Na última semana, quando centenas de candidatos faziam o impossível
para chamar a atenção, ganhar algumas linhas nos jornais, conquistar um ou outro eleitor ainda relutante, Albert Sabin passou por Santos como uma
estrela. O cientista, descobridor da vacina oral contra a Poliomielite; o "homem do mundo", como foi chamado, devido a suas andanças a lutar pela
utilização adequada de sua descoberta, Sabin conseguiu uma unanimidade que certamente causou inveja aos políticos.

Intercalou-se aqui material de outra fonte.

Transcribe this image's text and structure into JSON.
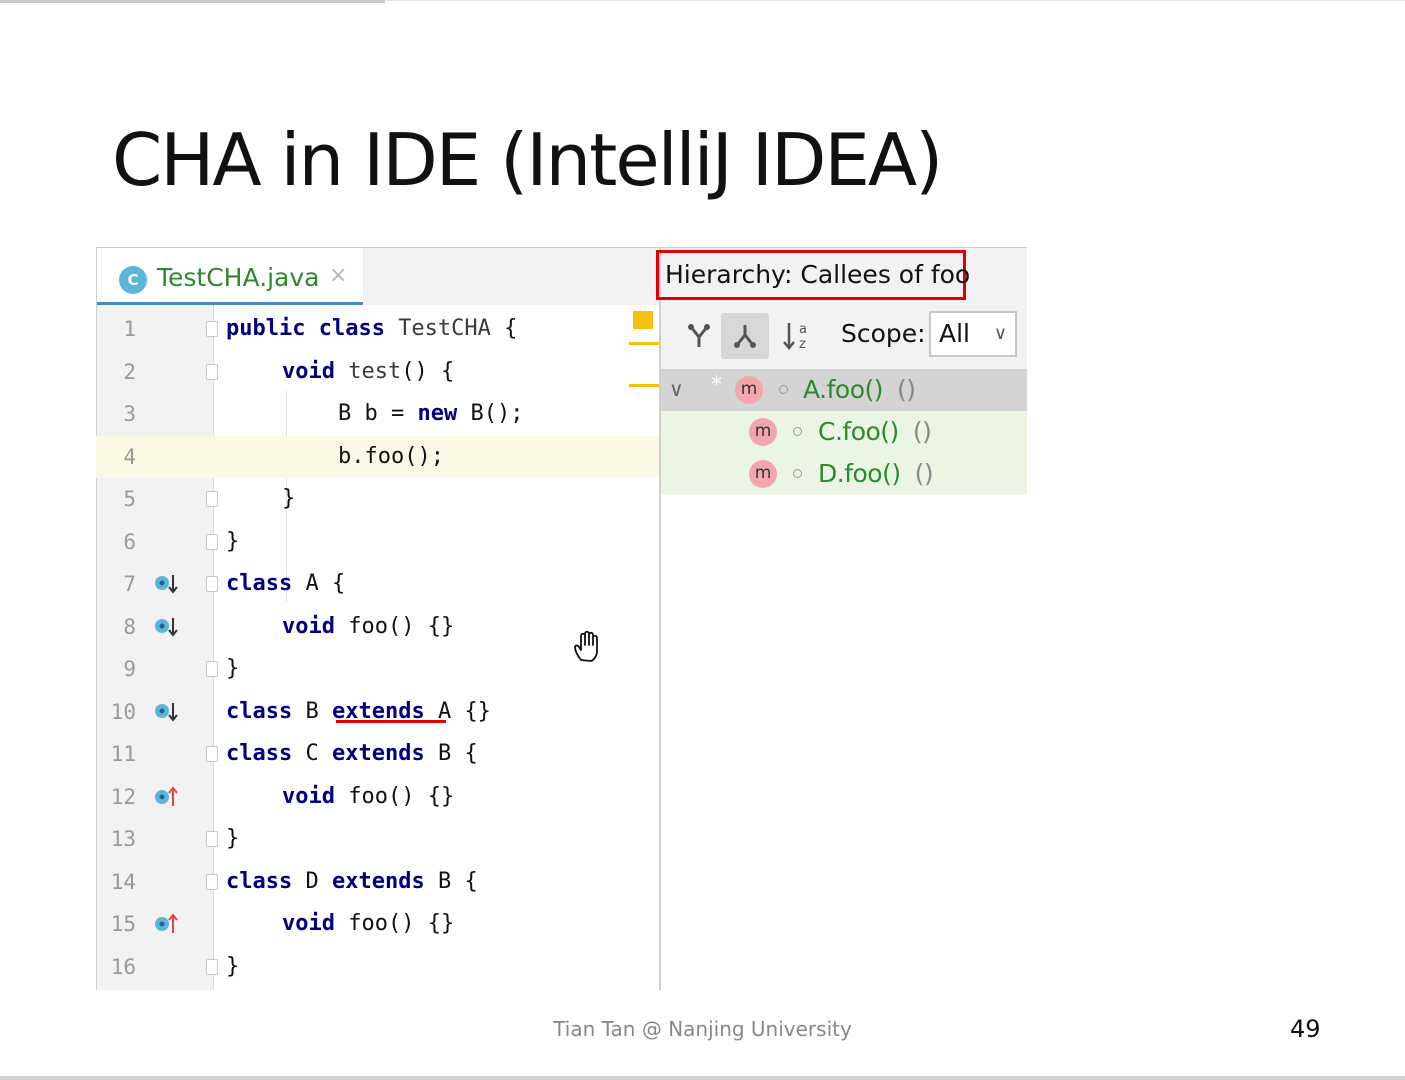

Aliás, quando veio ao Brasil em 1973, para participar da 25ª Reunião Anual da SBPC,
ele afirmou estar, nos últimos anos, mais ligado à política do que à Ciência, trabalhando no planejamento das pesquisas científicas, de maneira a
torná-las realmente capazes de auxiliar na solução dos problemas humanos, principalmente na área da saúde pública.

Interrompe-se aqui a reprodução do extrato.